Maybe they imagined it would be worth it, to do such things for such a ruler. As if a ruler would ever do more for guards like them than perhaps promote them to a new level of guard. Commoners weren’t even worth a trial to Piya, and these fools thought they mattered to him? Or to Pash, for that matter?
“Bunch of fucking idiots!” Tiiran shouted through the door. Or tried to shout, but pain shot through his skull, so it was more of a loud whisper. The only reply was a guard hitting or kicking the door hard as they went by.
The door felt solid and quite heavy. The handle held a lock, which Tiiran later tried when the guards were silent and hopefully too far away to notice, but the handle didn’t budge. Then, with nothing else to do, he walked along each wall, trying to get a feel for the space. It was a cell, but very small.
He couldn’t imagine even someone as bold as the first ruler ever holding a fae captive. That this room was meant for a child was a less pleasant possibility, but Tiiran imagined that tormenting someone like Orin by putting them in a room of this size was its real purpose. Which made him wonder which ruler had ordered this place built and why.
He walked the length in slow, shambling steps while he tried not to think of his injuries, or if Nikoly had escaped, or if Orin was still in danger, or how his lovers had possibly betrayed him.
Had Piya inspected this place before sending nobles here? Had Pash chosen it? They had better offer to the fae in hopes that Tiiran never got out, or he was going to shout their crimes at every street corner in the capital. He would tell Mattin to put it in a history.
“And then what?” Tiiran asked the air. “What good will that do? No one will know of it. Nobles won’t care or will forget the moment their studies are over. And commoners have no idea they can request information from the library. Most of them don’t or can’t read.” Tiiran hadn’t, before coming to the palace.
Nobody needed to read for most daily tasks. But they should know things, their own histories the way the nobles learned theirs. In songs maybe, if bards ever sang about anything other than fucking or heroic nobles or the fae.

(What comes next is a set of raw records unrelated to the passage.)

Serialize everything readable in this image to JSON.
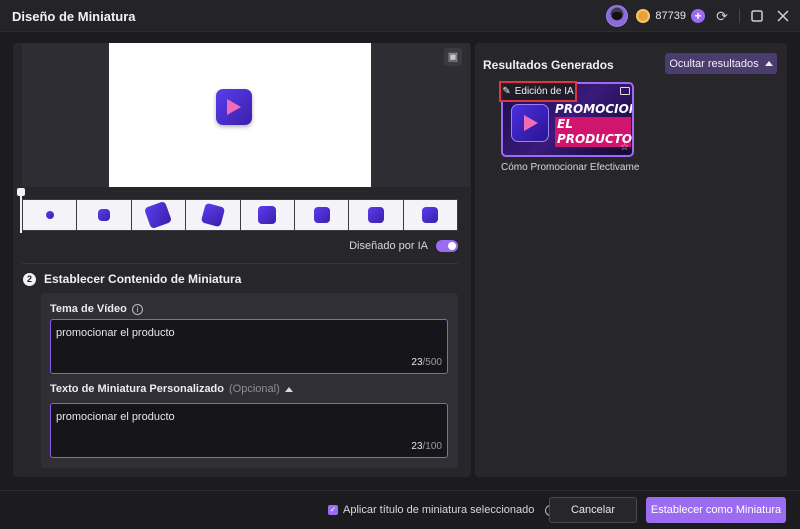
{
  "window": {
    "title": "Diseño de Miniatura",
    "credits": "87739",
    "controls": [
      "refresh-icon",
      "maximize-icon",
      "close-icon"
    ]
  },
  "preview": {
    "frames_count": 8
  },
  "ai_toggle": {
    "label": "Diseñado por IA",
    "on": true
  },
  "section": {
    "step": "2",
    "title": "Establecer Contenido de Miniatura"
  },
  "video_topic": {
    "label": "Tema de Vídeo",
    "value": "promocionar el producto",
    "count": "23",
    "max": "/500"
  },
  "custom_text": {
    "label": "Texto de Miniatura Personalizado",
    "optional": "(Opcional)",
    "value": "promocionar el producto",
    "count": "23",
    "max": "/100"
  },
  "results": {
    "title": "Resultados Generados",
    "hide_button": "Ocultar resultados",
    "items": [
      {
        "tag": "Edición de IA",
        "headline_1": "PROMOCIONAR",
        "headline_2": "EL PRODUCTO",
        "caption": "Cómo Promocionar Efectivame..."
      }
    ]
  },
  "footer": {
    "apply_title_label": "Aplicar título de miniatura seleccionado",
    "apply_title_checked": true,
    "cancel": "Cancelar",
    "confirm": "Establecer como Miniatura"
  },
  "colors": {
    "accent": "#9b6cf2",
    "highlight_border": "#e0343f",
    "background": "#1c1c20"
  }
}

A crunch beneath his foot stopped him. Tiiran crouched down to feel in the dark until he found the remnants of one of Mattin’s clasps under his boot. It must have fallen from his hair or been smashed against the stone when Tiiran had been first shoved into the room. He put the wire carefully into his robe pocket and tried to kick away the broken glass. He felt for the other clasp and found it still in his hair, although his braid was falling apart. That clasp went into a pocket as well. He didn’t want to ruin the only other fine thing to have ever been in his possession.
Then he realized his face was still hot and then that his thoughts were strangely slow.

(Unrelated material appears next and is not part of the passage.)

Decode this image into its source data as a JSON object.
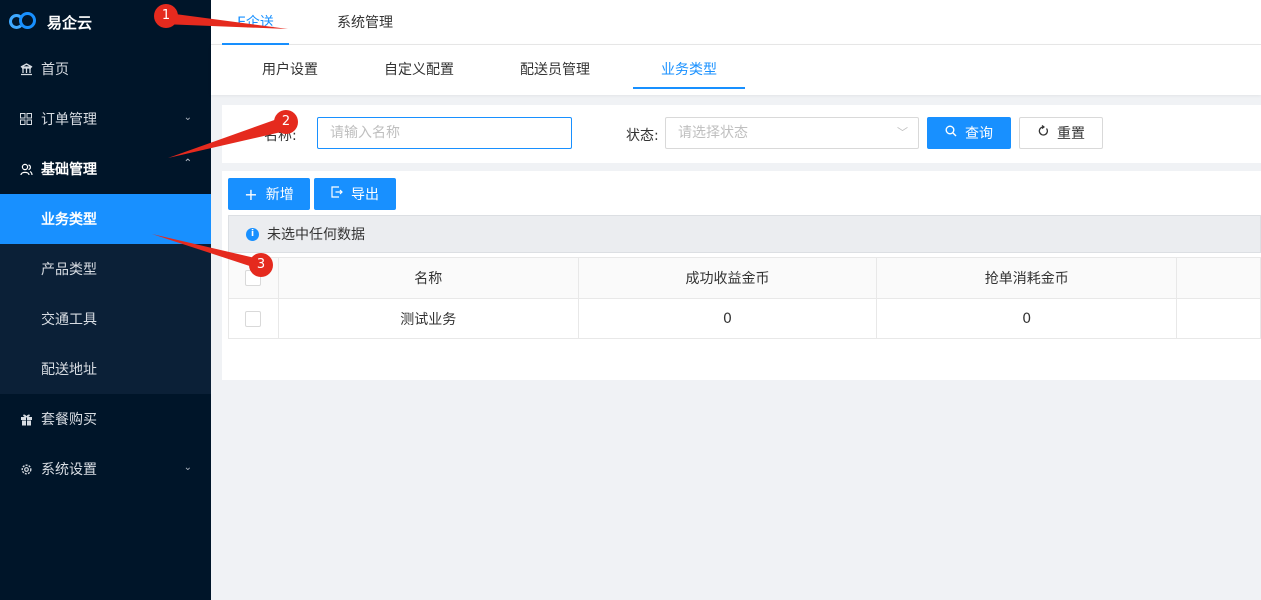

All at once, he was shaking. He would have said he was cold, shivering in his tiny frozen cell, but his throat locked and he could barely breathe except for gasping, too large breaths that hurt his chest. His eyes were wet, stinging, and wiping them on his sleeves did nothing.
He was tired and cold. All of him hurt. He’d forgotten what being alone felt like. Only a few days and he’d forgotten.
He could hardly blame Orin and Nikoly for that. That was his own stupid fault.
“When someone takes in a kitten off the street and gives it a night by the fire, they don’t expect the kitten to defend them from burglars, now do they? I can’t put that on them. But I do wish—”
He stopped at hearing that word said aloud, then closed his mouth and resumed his walking until he could no longer continue.